I sit with the book properly for the first time on the steps of a temple I don’t have the name for, incense drifting from an offering someone left an hour or a minute ago, impossible to tell which. Baum’s prose is plainer than I expect, almost documentary, but there’s a scene early on describing a Balinese village at dawn that could be this exact street, this exact hour, if you subtracted a century and every scooter. It’s strange, holding a story about the end of one Bali while sitting inside the version that came after, the two only connected by geography, not by grief.

Evening brings the gamelan before I see it, some rehearsal or ceremony a few streets over, metallic and circular, the kind of music that doesn’t resolve so much as keep arriving.
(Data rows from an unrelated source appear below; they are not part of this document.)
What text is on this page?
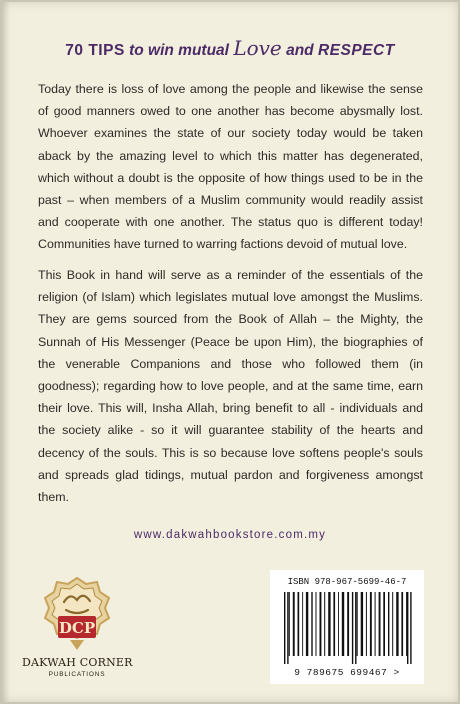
70 TIPS to win mutual Love and RESPECT

Today there is loss of love among the people and likewise the sense of good manners owed to one another has become abysmally lost. Whoever examines the state of our society today would be taken aback by the amazing level to which this matter has degenerated, which without a doubt is the opposite of how things used to be in the past – when members of a Muslim community would readily assist and cooperate with one another. The status quo is different today! Communities have turned to warring factions devoid of mutual love.

This Book in hand will serve as a reminder of the essentials of the religion (of Islam) which legislates mutual love amongst the Muslims. They are gems sourced from the Book of Allah – the Mighty, the Sunnah of His Messenger (Peace be upon Him), the biographies of the venerable Companions and those who followed them (in goodness); regarding how to love people, and at the same time, earn their love. This will, Insha Allah, bring benefit to all - individuals and the society alike - so it will guarantee stability of the hearts and decency of the souls. This is so because love softens people's souls and spreads glad tidings, mutual pardon and forgiveness amongst them.

www.dakwahbookstore.com.my
DCP
DAKWAH CORNER
PUBLICATIONS
ISBN 978-967-5699-46-7
9 789675 699467 >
I walk toward it without deciding to, past more canang sari, fresh ones now, morning’s offerings already swept aside for the next round. A cat crosses my path with the specific unbothered confidence of an animal that knows it isn’t the strangest thing this street has seen today.

The book is damp at the corners by the time I’m back at my losmen, rain and river air doing what humidity always does to paper here, softening it before it’s even been properly read. I set it beside Gelman’s on the nightstand, one about the Bali that had to end for this one to begin, the other about a woman who arrived decades later and simply stayed, let herself be taught rather than just visiting. Between the two of them there’s a whole version of this place I hadn’t been given yet: not the postcard, not quite the elegy either, just the long unglamorous work of a stranger being slowly let in. I think about Pak and Lambon and the choice their world was given, and about how easily the postcard version of a place erases the harder one underneath it, roosters and rice terraces standing in for everything that had to happen first, and everything that had to be earned after. Somewhere behind me, the gamelan is still going, and I realise I never did find out whose ceremony it was which, in this particular valley, feels exactly like something I’m meant to let go of.